New York Times web site comments, for instance on the language-gap study article here, are for people to publicly align themselves with the most anodyne beliefs imaginable, not for raising points of debate.
My dad and I have discussed this several times. I am always struck by the limited vision of people who home-school, such as blogger Penelope Trunk; they don’t believe in school but they believe in the reward system that our society has developed. Did they think that somehow there is a shortcut? What lesson does this teach their kids, that special people (like them!) don’t have to check all the boxes in order to achieve the reward of being a doctor or philosopher?
These kinds of studies take for granted that everyone wants their kids to reach the same goal. There’s more than one box of apples at Fine Fare.
I have befriended lots of people who never went to school at all and never learned to read, and they were and are good people, worth emulating in many ways.
On the subject of the study itself:
These kinds of studies have two typical problems, and this particular one has at least one, small sample size. Only 48 kids were studied, 20 rich ones and 28 poor ones.
The other problem can be inferred from this sentence from the press release:
By 18 months of age, toddlers from disadvantaged families are already several months behind more advantaged children in language proficiency.
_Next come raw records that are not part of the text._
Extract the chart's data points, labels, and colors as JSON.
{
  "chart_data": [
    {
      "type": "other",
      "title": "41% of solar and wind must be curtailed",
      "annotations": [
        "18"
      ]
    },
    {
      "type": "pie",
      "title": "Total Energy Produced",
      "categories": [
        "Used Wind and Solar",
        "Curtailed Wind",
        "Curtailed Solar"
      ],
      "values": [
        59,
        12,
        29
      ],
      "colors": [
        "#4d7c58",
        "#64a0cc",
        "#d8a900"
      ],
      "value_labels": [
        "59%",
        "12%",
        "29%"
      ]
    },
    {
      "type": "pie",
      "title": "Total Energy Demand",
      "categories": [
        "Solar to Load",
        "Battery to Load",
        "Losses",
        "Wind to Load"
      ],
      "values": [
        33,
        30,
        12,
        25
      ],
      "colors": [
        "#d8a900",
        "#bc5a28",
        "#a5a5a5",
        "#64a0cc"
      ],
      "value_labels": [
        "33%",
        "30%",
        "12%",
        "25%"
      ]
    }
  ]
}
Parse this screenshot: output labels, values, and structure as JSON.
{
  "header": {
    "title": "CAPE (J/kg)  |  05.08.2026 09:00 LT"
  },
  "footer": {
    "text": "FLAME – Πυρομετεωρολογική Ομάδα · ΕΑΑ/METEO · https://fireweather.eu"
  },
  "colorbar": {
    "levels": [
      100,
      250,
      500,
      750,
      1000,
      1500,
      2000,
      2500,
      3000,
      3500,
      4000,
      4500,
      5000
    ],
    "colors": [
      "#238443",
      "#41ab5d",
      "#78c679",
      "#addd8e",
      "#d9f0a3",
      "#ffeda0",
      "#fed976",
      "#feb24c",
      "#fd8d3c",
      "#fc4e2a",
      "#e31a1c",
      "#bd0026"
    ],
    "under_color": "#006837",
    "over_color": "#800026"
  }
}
Understood that the average of rich kids is probably higher than the average of poor kids, but how widely distributed are the scores? It could be that there is substantial overlap between the two groups, which renders the study useless for predictive purposes.
Also unclear is how the kids in either group were recruited, since 18-month-old kids don’t answer the telephone or browse Craigslist, there is probably a substantial bias toward families who are proud of their kids’ language-acquisition skills and willing to spend time to showcase them.